At freaking last, the SEC finally (after two years!) passes a rule requiring corporate disclosure of CEO-to-median-worker pay. And the arguments opposing the rule are painfully desperate -- that it might accidentally spur corporate boards to pay their CEOs more (though pretty much anything does that!), that it would make workers obsessed with how their salaries relate to everyone else's (which might, ah, expose more wage discrimination), that it would cost corporations money to do all that tabulation (because monks with quill pens do that, not computers!), and that corporations would be "shamed" (we can only hope!).
The Consumerist covers the International Trade Commission's 2012 ruling that a largely unknown plastic retainer-manufacturing outfit violated Invisalign's patent on the device -- not by importing not actual plastic retainers, but by importing the computer files used to make them on a 3D printer. You can see why this could be a good thing (we should prevent crooks from using the but we didn't import the actual thing ha ha snort! excuse to avoid just prosecution) and you can also see why this could be a bad thing (as one advocacy group director points out, the ruling could lead to "all telecommunications, including phone calls, audio streams and television broadcasts" becoming "articles of importation").

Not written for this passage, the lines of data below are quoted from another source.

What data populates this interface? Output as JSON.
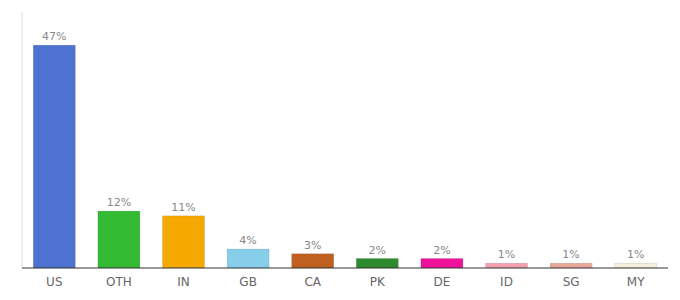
{
  "chart_data": {
    "type": "bar",
    "categories": [
      "US",
      "OTH",
      "IN",
      "GB",
      "CA",
      "PK",
      "DE",
      "ID",
      "SG",
      "MY"
    ],
    "values": [
      47,
      12,
      11,
      4,
      3,
      2,
      2,
      1,
      1,
      1
    ],
    "value_labels": [
      "47%",
      "12%",
      "11%",
      "4%",
      "3%",
      "2%",
      "2%",
      "1%",
      "1%",
      "1%"
    ],
    "data_labels": true,
    "colors": [
      "#4d72d1",
      "#33bb33",
      "#f5a800",
      "#87ceeb",
      "#c06020",
      "#2d8a2d",
      "#ee1199",
      "#f4a0b0",
      "#e8a898",
      "#f5f0dc"
    ],
    "ylim": [
      0,
      54
    ],
    "tick_labels": "x"
  }
}
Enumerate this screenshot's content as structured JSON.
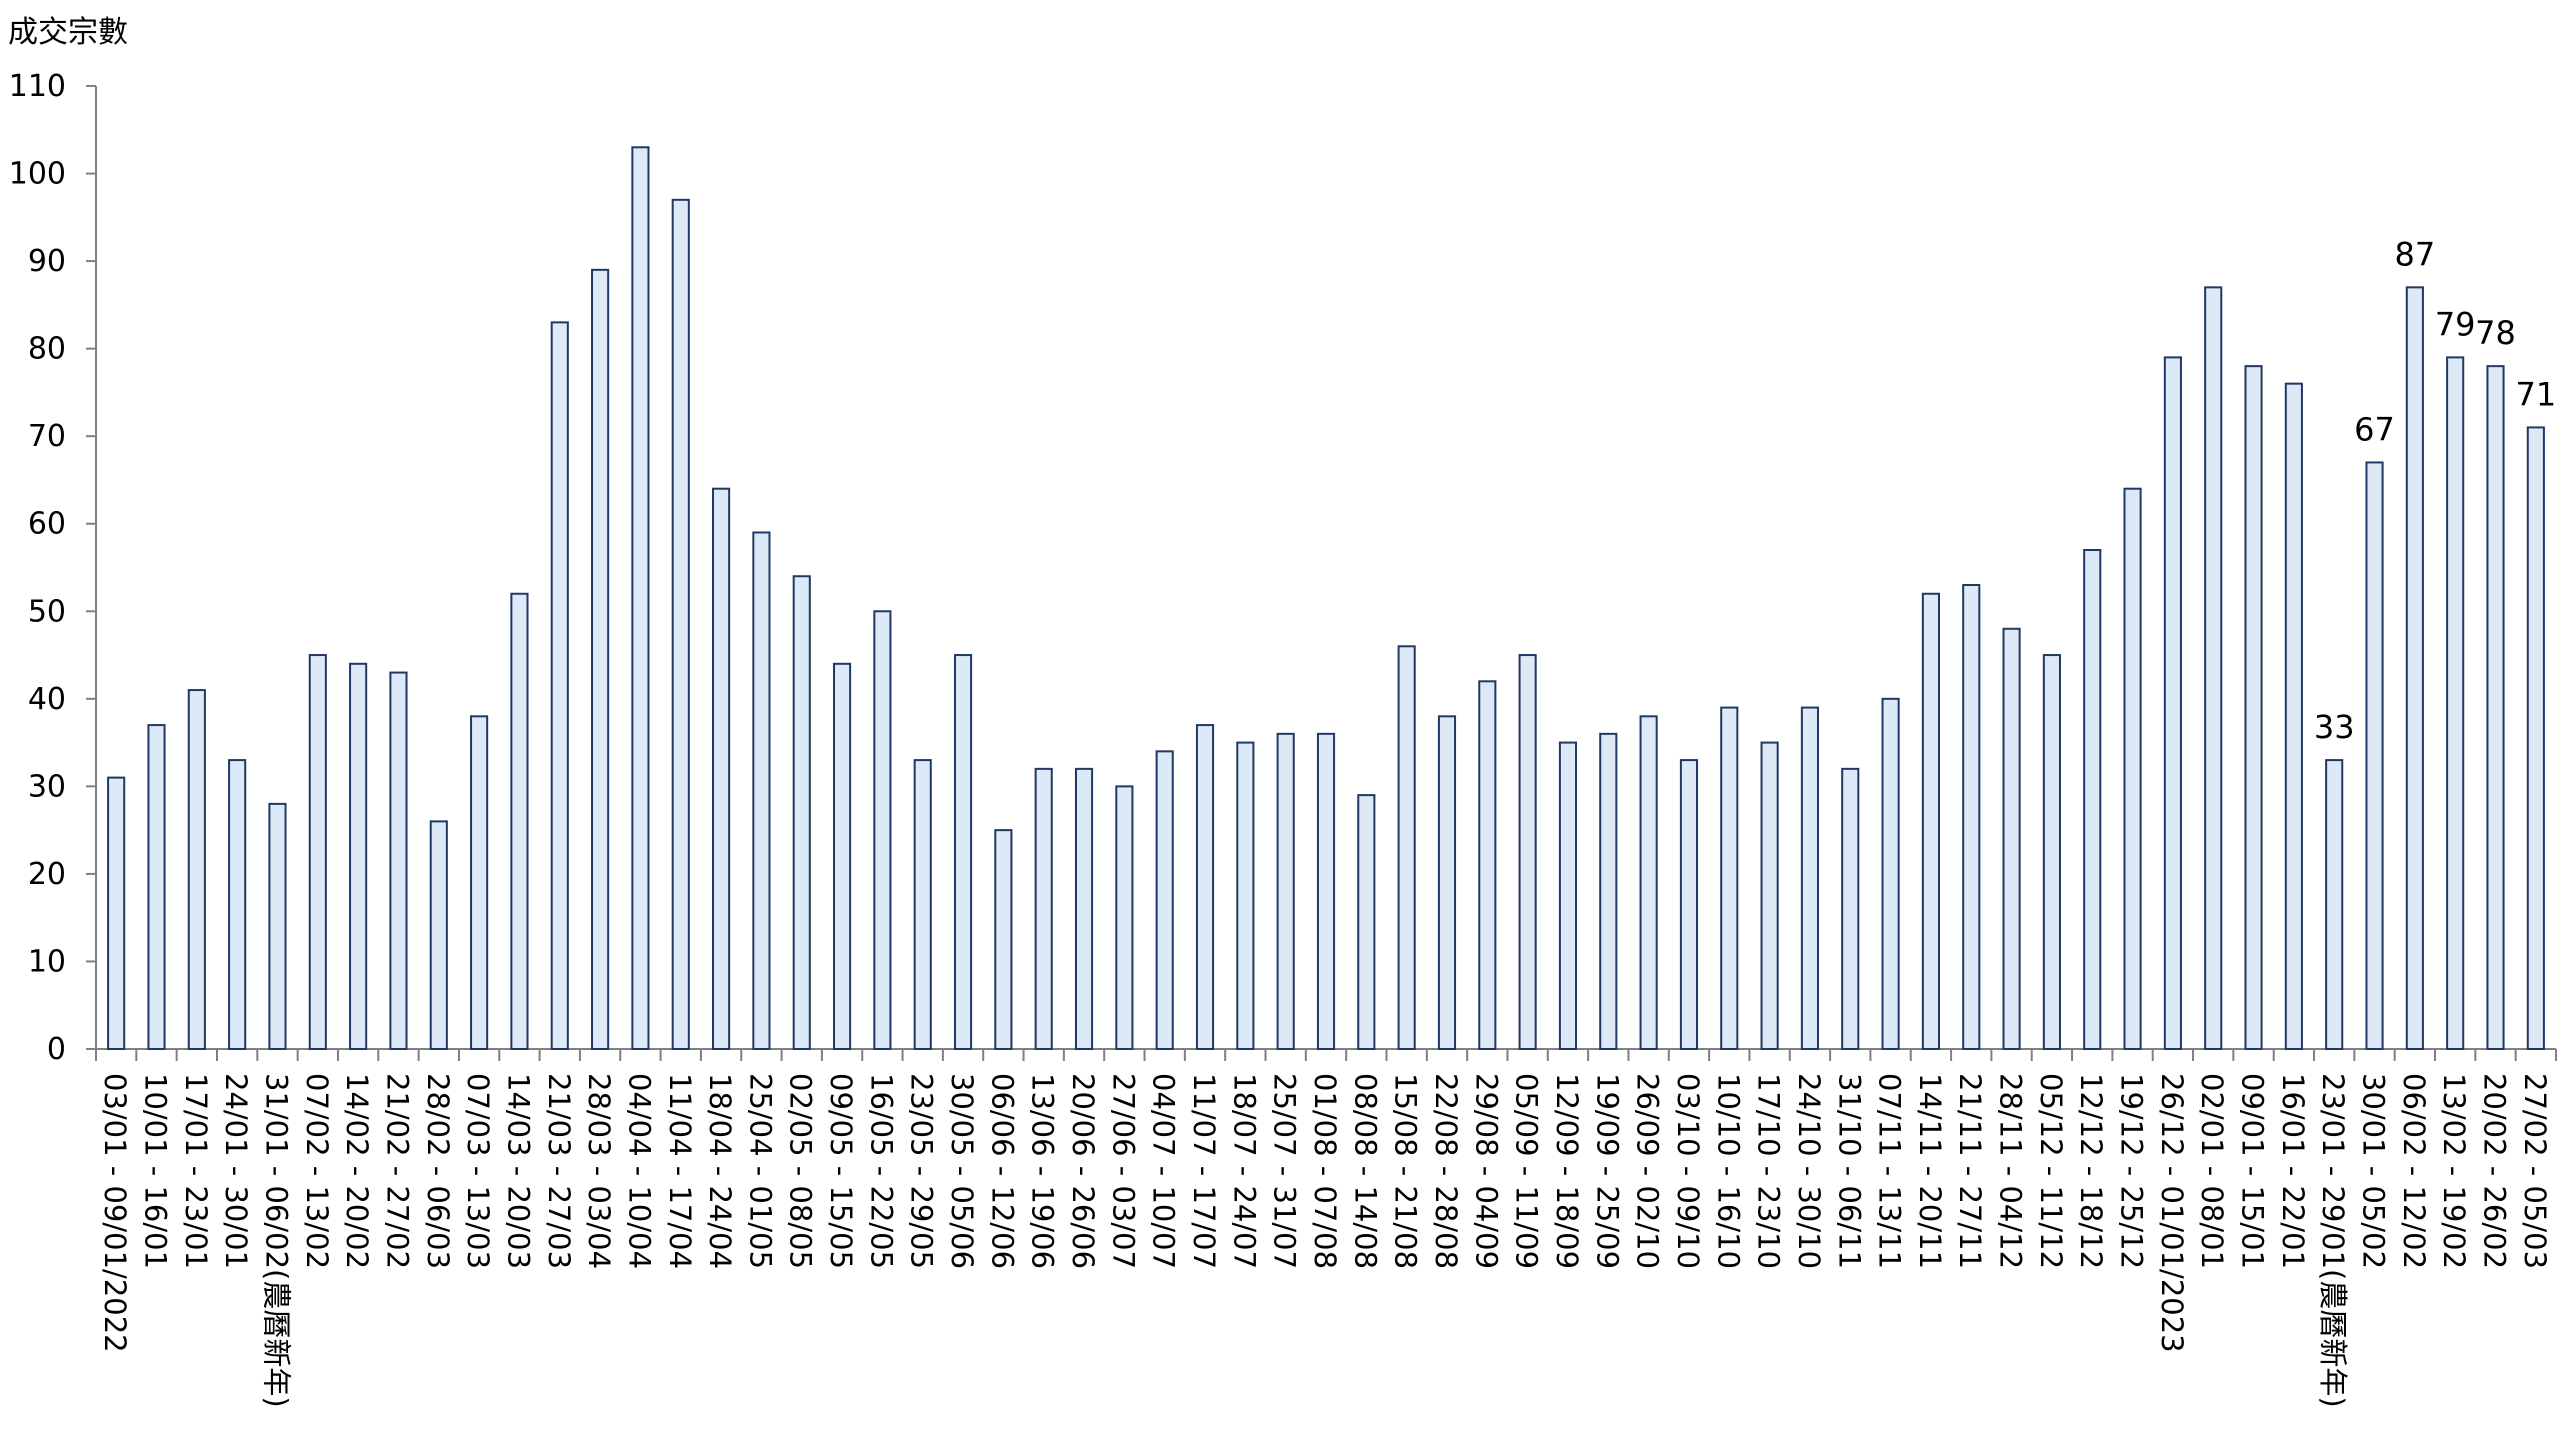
{
  "chart_data": {
    "type": "bar",
    "ylabel": "成交宗數",
    "xlabel": "",
    "title": "",
    "ylim": [
      0,
      110
    ],
    "yticks": [
      0,
      10,
      20,
      30,
      40,
      50,
      60,
      70,
      80,
      90,
      100,
      110
    ],
    "grid": false,
    "legend": "none",
    "bar_fill": "#dde9f6",
    "bar_stroke": "#1f3864",
    "axis_color": "#808080",
    "categories": [
      "03/01 - 09/01/2022",
      "10/01 - 16/01",
      "17/01 - 23/01",
      "24/01 - 30/01",
      "31/01 - 06/02(農曆新年)",
      "07/02 - 13/02",
      "14/02 - 20/02",
      "21/02 - 27/02",
      "28/02 - 06/03",
      "07/03 - 13/03",
      "14/03 - 20/03",
      "21/03 - 27/03",
      "28/03 - 03/04",
      "04/04 - 10/04",
      "11/04 - 17/04",
      "18/04 - 24/04",
      "25/04 - 01/05",
      "02/05 - 08/05",
      "09/05 - 15/05",
      "16/05 - 22/05",
      "23/05 - 29/05",
      "30/05 - 05/06",
      "06/06 - 12/06",
      "13/06 - 19/06",
      "20/06 - 26/06",
      "27/06 - 03/07",
      "04/07 - 10/07",
      "11/07 - 17/07",
      "18/07 - 24/07",
      "25/07 - 31/07",
      "01/08 - 07/08",
      "08/08 - 14/08",
      "15/08 - 21/08",
      "22/08 - 28/08",
      "29/08 - 04/09",
      "05/09 - 11/09",
      "12/09 - 18/09",
      "19/09 - 25/09",
      "26/09 - 02/10",
      "03/10 - 09/10",
      "10/10 - 16/10",
      "17/10 - 23/10",
      "24/10 - 30/10",
      "31/10 - 06/11",
      "07/11 - 13/11",
      "14/11 - 20/11",
      "21/11 - 27/11",
      "28/11 - 04/12",
      "05/12 - 11/12",
      "12/12 - 18/12",
      "19/12 - 25/12",
      "26/12 - 01/01/2023",
      "02/01 - 08/01",
      "09/01 - 15/01",
      "16/01 - 22/01",
      "23/01 - 29/01(農曆新年)",
      "30/01 - 05/02",
      "06/02 - 12/02",
      "13/02 - 19/02",
      "20/02 - 26/02",
      "27/02 - 05/03"
    ],
    "values": [
      31,
      37,
      41,
      33,
      28,
      45,
      44,
      43,
      26,
      38,
      52,
      83,
      89,
      103,
      97,
      64,
      59,
      54,
      44,
      50,
      33,
      45,
      25,
      32,
      32,
      30,
      34,
      37,
      35,
      36,
      36,
      29,
      46,
      38,
      42,
      45,
      35,
      36,
      38,
      33,
      39,
      35,
      39,
      32,
      40,
      52,
      53,
      48,
      45,
      57,
      64,
      79,
      87,
      78,
      76,
      33,
      67,
      87,
      79,
      78,
      71
    ],
    "data_labels": [
      {
        "index": 55,
        "text": "33"
      },
      {
        "index": 56,
        "text": "67"
      },
      {
        "index": 57,
        "text": "87"
      },
      {
        "index": 58,
        "text": "79"
      },
      {
        "index": 59,
        "text": "78"
      },
      {
        "index": 60,
        "text": "71"
      }
    ]
  }
}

In an unorthodox and brilliant move, Sen. Bernie Sanders, the Vermont independent seeking the Democratic Presidential nomination, will accept Liberty University's invitation to speak there. Liberty University is the late Rev. Jerry Falwell's creation, you may recall, and here we will begin to test a theory I've long held is true -- that the marriage between evangelicals and right-wing corporatists is one of convenience rather than conviction. I wish Mr. Sanders luck -- but he won't need as much of it as the "liberal" media would have you think.
Finally, Great and Awesome and Holy Real American Super-President Mitch McConnell accuses President Obama of "demoniz(ing) (his) opponents" by saying hard-line Republicans and hard-line Iranians have the same aim, i.e., to scuttle the Iran nuke deal. Don't like being told you're "with the terrorists"? Well, welcome to my world! He also said we don't need to update the Voting Rights Act because of "how different the South is now." The South is more subtle about its racism now, nothing more -- and the Voting Rights Advancement Act wouldn't target the South per se, but areas demonstrating a pattern of voting rights violations, and if those areas all happen to be in the South, tough toodles.